Interrater agreement was better than chance for most comparisons between different graders; however, the level of agreement ranged from slight to moderate (kappa = 0.16 to 0.46), a finding confirmed by agreement coefficient statistics. In general, raters had difficulty in agreeing whether a study comprised Level-I or Level-II evidence and authors graded the level of evidence of their own work more favorably than did others who graded the abstract.
Conclusions: When abstracts submitted to the AAOS Annual Meeting were rated, there was substantial Savolitinib mw inconsistency in the assignments of selleck products the level of evidence to a given study by different observers and there was some evidence that authors may not rate their own work the same as independent reviewers.
This has important implications for the use of levels of evidence in scientific meetings.”
“Efforts to stimulate technological innovation in the diagnosis of tuberculosis (TB) have resulted in the recent introduction of several novel diagnostic tools.
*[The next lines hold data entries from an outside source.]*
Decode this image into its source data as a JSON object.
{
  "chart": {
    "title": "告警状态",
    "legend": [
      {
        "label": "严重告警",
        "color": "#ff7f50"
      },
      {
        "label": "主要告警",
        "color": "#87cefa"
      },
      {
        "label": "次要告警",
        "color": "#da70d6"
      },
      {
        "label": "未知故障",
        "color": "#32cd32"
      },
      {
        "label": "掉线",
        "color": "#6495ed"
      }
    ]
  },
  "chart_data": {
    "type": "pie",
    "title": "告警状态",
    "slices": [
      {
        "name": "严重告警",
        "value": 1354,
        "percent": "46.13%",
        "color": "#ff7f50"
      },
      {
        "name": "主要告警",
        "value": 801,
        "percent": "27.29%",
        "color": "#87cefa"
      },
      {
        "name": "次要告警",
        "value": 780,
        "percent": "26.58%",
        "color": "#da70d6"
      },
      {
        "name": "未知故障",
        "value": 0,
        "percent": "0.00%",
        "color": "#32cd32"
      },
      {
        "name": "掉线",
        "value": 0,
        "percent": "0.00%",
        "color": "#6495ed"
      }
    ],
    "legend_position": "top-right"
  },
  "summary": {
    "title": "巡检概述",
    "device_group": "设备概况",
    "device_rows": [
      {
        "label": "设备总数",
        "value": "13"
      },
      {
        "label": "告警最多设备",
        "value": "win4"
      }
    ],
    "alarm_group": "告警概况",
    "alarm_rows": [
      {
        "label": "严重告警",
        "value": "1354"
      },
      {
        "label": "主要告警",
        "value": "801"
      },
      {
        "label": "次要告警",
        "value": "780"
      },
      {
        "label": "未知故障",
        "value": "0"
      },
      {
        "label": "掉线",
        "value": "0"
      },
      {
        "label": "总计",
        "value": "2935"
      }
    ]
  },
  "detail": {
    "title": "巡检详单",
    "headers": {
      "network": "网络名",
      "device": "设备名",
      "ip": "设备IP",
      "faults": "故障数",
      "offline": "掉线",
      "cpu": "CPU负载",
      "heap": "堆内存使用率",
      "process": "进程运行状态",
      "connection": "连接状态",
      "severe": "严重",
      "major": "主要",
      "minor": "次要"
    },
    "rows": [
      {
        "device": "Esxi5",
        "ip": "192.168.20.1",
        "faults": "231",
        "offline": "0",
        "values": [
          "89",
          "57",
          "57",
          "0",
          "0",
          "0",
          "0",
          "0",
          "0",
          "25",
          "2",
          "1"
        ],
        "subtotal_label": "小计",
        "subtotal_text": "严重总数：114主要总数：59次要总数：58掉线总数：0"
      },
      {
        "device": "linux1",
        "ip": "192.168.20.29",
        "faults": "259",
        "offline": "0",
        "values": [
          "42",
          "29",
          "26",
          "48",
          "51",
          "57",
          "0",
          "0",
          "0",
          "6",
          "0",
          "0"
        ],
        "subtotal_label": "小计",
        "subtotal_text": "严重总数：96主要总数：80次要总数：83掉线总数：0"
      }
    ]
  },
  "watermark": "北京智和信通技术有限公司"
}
As these products come to market, policy makers must make difficult decisions about which of the available tools to implement. This choice should depend not only on the test characteristics (e.g., sensitivity and specificity) of the tools, but also on how they will be used within the existing health care infrastructure. Accordingly, policy makers choosing between diagnostic strategies must decide: 1) What is the best combination of tools to select? 2) Who should be tested with the new tools? and 3) Will these tools complement or replace existing diagnostics? The best choice of diagnostic strategy will likely vary between settings with different epidemiology (e.g., levels of TB incidence, human immunodeficiency virus co-infection and drug-resistant TB) and structural and resource constraints (e.g., existing diagnostic pathways, human resources and laboratory capacity).